Un western contemporain
Quel film! Quelle série d’inattendus ! Une amie confia avoir trouvé le début du film lent. Quand j’y repense, c’est ainsi que commencent les westerns, dans ma mémoire d’enfant : ce décor installé, assez hostile, qui donne peu d’espoir; le personnage principal qui est introduit avec d’autres qu’on ne reverra pas, mais qui disent quelque chose du contexte. Ici, on comprend que la police n’est pas la police, et que c’est le carnaval.

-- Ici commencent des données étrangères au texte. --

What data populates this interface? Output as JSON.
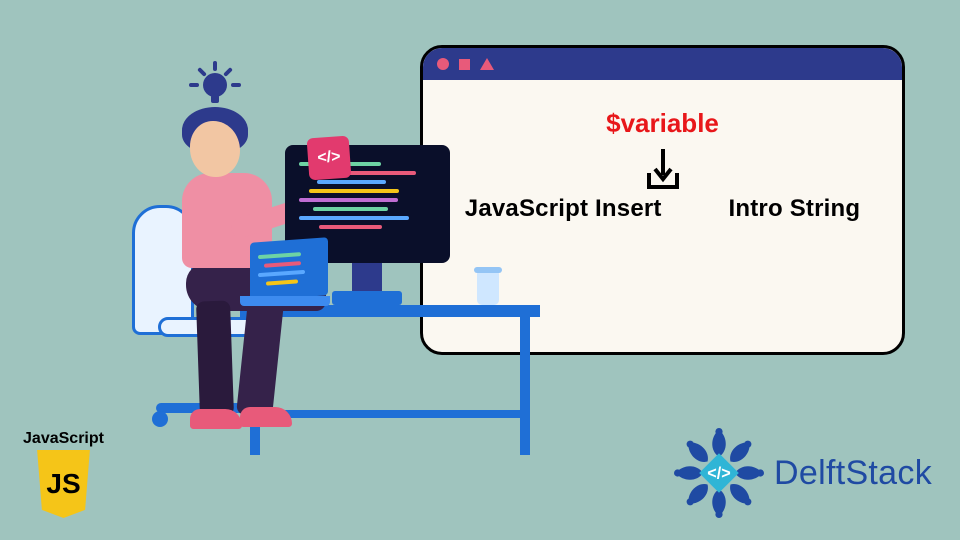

Parlons-en de ce carnaval. Ce personnage désincarné, allégorie parcourant tout le film, qui sert tour à tour de réunion collective où tout le monde est à égalité, et qui sert non seulement de cachette pour ceux qui devraient fuir, mais aussi pour les actes moins glorieux. Les gros titres le diront d’ailleurs :91 morts en deux jours de carnaval. Plus on fait du bruit, et moins on sait ce qui se passe vraiment (ça me rappelle un certain gouvernement).Ce carnaval où des figures apparemment simples ou innocentes deviennent oiseaux de mauvais augure.
La présence du magique et des rites de manière plus générale nous ancre dans cette culture brasilo-caribéenne. Le coiffeur qui place une bougie à la tête et aux pieds d’un homme abattu de sang-froid dans son salon, même sans le connaître; la logeuse qui a pris la précaution de mettre à disposition sel, romarin pour son nouveau résident. Un magique qui devient fantastique quand une jambe échappée de sa tombe maritime sème la terreur dans un parc où, Carnaval, oblige, la copulation va bon train. Si certains resteront interloqués devant ce membre marchant, d’autres pourront y voir la métaphore de la vérité qui finit toujours par se savoir. Si la vérité prend l’escalier, là, elle a couru hors de l’eau. Ce dommage collatéral qui ouvre le film trouve ainsi son issue. Mais si certaines vérités sont révélées, elles restent peut-être trop rares, et elles n’empêchent pas que le mal sévisse. C’est l’absence de manichéisme de ce film.
Et cet hôtel, cette résidence où s’agglutinent réfugiés divers ayant en commun la fuite. On y passe, en espérant ne pas s’y éterniser, sécurité relative car on est toujours rattrapé par ses craintes. Elles dorment avec nous, le soir, et alimentent nos cauchemars. Un appart, une histoire, mais dans la salle commune, tous identiques, tous liés par le souhait de s’en sortir.
Le besoin de lien, de se dire, si forts qu’on divulgue des informations sensibles, ou que des solitudes trouvent les corps d’autres solitudes.
Le tout servi par une bande originale entre western, vaudeville, musique traditionnelle et carnaval, entre divertissement mélangeant les codes et alerte encore et toujours nécessaire, L’Agent Secret ne laisse pas indifférent.